Tuesday has been a great day for the labour market.
Small business optimism is at a new post-crisis high. The NFIB small business optimism survey rose to 100.4 in December, the highest reading since October 2006.
Additionally, job openings rose to a new post-crisis high, and following these reports, economists can barely contain their excitement about the economy.
“The labour market isn’t just healing, it is red hot with nearly 5 million jobs available,” Bank of Tokyo-Mitsubishi’s Chris Rupkey said. “Slack in the economy isn’t just going away, it’s all but evaporated”
The piece of the labour market recovery that has been missing is wage gains, and the latest NFIB report showed that 25% of firms reported compensation increases over the last three months while 17% expected to increase compensation over the next six months.
In a note to clients following the report, Ian Shepherdson at Pantheon Macro wrote, “We have argued since the crash of 2008 that the economy cannot recover properly until the small business sector normalize. And, finally, it has.”
Derek Lindsay at BNP Paribas added that the increase in net compensation in the NFIB report ran counter to the weak wages seen in Friday’s jobs report. Earlier on Tuesday, we highlighted comments from Goldman’s Kris Dawsey that indicated that the decline in wages in December’s jobs report may be due to calendar quirks and other factors that make the decline less problematic that previously thought.
Torsten Slok at Deutsche Bank circulated the following chart after the NFIB data that shows the relationship between the NFIB compensation data and the employment cost index, or ECI.
NFIB has traditionally served as a leading indicator for the ECI, which is what the Fed uses in its economic dashboard — not average hourly earnings, which is the number that disappointed last week — and so Slok’s chart is something that labour market bulls will want to see.
In a note to clients last night, Shepherdson wrote that the ECI report, set for release on January 30, is the report for the market to look at.
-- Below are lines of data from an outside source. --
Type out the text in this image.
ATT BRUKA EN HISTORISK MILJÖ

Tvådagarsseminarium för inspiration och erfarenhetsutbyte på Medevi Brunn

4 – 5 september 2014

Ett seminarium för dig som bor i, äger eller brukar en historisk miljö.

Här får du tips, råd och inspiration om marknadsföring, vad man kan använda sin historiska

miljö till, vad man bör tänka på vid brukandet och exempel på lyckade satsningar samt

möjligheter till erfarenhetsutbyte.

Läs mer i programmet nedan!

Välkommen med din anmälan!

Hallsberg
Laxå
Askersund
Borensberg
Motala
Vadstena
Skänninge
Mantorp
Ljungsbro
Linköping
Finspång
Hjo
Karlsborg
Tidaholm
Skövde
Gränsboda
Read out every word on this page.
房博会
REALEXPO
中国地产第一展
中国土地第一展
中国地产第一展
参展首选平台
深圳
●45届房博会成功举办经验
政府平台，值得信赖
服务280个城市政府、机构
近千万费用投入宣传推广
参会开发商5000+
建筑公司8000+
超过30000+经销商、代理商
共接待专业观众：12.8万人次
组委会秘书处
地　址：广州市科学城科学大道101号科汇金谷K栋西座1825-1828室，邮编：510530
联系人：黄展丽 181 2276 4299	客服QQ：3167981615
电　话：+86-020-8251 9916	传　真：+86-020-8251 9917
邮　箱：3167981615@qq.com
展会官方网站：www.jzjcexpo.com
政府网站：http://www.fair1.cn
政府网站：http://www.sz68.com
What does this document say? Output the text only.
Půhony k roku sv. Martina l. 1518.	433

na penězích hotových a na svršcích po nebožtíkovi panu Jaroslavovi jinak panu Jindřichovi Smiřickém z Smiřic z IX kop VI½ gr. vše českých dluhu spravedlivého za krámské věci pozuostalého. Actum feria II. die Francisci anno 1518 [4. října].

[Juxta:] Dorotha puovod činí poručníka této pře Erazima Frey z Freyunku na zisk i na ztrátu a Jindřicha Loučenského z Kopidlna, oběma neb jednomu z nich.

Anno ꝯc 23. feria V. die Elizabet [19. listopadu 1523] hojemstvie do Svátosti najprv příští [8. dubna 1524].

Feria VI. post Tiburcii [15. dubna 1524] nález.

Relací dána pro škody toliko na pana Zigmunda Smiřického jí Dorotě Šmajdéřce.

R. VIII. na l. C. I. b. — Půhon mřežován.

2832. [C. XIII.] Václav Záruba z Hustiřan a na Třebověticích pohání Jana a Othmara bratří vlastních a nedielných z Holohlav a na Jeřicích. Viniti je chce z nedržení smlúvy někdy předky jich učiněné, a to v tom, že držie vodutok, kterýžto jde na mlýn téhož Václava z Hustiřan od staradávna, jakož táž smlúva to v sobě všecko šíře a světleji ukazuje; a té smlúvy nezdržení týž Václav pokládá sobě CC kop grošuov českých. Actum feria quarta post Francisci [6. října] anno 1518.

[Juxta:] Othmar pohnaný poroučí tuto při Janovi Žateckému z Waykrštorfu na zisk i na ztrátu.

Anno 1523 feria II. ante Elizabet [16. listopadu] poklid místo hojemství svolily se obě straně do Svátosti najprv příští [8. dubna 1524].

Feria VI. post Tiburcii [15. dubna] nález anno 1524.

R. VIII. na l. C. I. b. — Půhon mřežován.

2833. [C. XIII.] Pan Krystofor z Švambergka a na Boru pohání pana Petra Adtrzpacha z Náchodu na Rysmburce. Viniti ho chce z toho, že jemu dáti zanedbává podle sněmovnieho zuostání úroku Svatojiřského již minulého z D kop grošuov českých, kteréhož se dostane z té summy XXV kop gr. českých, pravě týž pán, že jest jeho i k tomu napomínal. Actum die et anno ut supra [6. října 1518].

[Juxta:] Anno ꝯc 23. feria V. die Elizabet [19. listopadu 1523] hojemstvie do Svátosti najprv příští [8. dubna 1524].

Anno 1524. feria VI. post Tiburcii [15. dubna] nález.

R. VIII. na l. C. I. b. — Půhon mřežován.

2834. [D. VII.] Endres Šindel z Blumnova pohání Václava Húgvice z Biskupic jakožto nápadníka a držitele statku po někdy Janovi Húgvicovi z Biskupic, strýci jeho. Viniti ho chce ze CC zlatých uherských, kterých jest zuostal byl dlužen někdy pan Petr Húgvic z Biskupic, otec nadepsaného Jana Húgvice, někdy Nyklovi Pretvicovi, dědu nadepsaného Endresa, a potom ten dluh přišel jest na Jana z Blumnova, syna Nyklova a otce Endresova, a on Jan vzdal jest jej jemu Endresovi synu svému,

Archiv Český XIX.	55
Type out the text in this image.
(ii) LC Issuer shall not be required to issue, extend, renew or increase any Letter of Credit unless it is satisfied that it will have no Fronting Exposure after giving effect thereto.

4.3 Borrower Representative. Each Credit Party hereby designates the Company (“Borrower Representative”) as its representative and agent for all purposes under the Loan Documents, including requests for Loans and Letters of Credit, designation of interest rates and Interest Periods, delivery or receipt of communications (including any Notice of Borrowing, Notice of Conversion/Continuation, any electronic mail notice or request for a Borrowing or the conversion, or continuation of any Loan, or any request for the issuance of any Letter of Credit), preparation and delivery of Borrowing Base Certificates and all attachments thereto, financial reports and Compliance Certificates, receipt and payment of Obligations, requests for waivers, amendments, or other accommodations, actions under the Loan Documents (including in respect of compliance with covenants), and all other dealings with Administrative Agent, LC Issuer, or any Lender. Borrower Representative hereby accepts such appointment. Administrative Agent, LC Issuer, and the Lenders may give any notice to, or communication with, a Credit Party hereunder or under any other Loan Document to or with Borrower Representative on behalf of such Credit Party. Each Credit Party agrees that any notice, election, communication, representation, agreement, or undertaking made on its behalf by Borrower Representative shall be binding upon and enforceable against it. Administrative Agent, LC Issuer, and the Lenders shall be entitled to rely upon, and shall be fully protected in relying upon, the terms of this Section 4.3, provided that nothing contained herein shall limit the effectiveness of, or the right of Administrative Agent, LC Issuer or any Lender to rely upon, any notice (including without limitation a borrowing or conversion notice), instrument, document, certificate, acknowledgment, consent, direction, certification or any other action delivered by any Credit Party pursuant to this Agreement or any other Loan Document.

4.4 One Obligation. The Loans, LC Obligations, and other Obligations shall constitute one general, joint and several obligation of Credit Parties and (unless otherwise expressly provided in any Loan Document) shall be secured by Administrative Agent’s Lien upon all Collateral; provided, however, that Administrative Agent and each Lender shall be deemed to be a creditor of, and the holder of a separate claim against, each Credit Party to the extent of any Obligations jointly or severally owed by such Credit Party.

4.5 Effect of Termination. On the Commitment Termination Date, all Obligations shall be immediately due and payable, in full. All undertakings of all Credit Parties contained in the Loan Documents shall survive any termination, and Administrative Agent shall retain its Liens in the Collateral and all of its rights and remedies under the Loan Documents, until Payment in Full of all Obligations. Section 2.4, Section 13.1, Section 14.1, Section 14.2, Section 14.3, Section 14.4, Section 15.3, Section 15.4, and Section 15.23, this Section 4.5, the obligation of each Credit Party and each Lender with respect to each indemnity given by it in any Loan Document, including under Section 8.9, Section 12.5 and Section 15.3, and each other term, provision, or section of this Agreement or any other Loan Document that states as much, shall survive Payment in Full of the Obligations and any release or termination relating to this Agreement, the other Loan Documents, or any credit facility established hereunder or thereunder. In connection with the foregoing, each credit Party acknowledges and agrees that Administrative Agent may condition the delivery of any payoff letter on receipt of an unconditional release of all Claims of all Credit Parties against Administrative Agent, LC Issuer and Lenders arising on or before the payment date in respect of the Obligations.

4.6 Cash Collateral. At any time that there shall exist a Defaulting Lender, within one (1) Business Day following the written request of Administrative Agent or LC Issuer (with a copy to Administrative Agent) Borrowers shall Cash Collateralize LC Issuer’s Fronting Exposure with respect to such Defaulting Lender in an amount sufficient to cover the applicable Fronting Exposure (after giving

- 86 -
“We can’t stress the importance of this report enough, especially because the third quarter ECI wage numbers were much stronger than the hourly earnings data,” Shepherdson wrote.
“If this is repeated in the fourth quarter, it will become much easier for the Fed’s hawks to make the case convincingly that the true trend in wage growth is both picking up and is stronger than shown by the hourly earnings data.”
Shepherdson added, however, that in his view a pickup in wages isn’t a necessary precondition for the Fed’s first rate hike and that the drop in unemployment — which fell from 6.7% to 5.6% from December 2013 to December 2014 — will be enough to see the Fed enact a “cautionary increase in rates in the spring.”
On Tuesday we also got labour data from the Bureau of Labour Statistics’ November job openings and labour turnover survey, or JOLTS report, which showed that job openings rose to 4.97 million in November, another post crisis high.
Shepherdson called the increase in job openings since the spring “nothing short of spectacular” adding:
“Job openings are rising even faster than the unemployment rate is falling, pushing the Beveridge Curve — which links job openings to the unemployment rate — even further away from normal. It has been an article of faith at the Fed that the curve would shift back, but we see no evidence of this at all. The further the curve shifts, the greater is the chance the wage pressures intensify, and soon.”
And so in short, just a great morning for the labour market and the economy.
The next big reading on wages and the labour market comes with the ECI report on January 30, and as this data appears to be improving, and quickly, the big question looming is how the Fed feels about all this good news.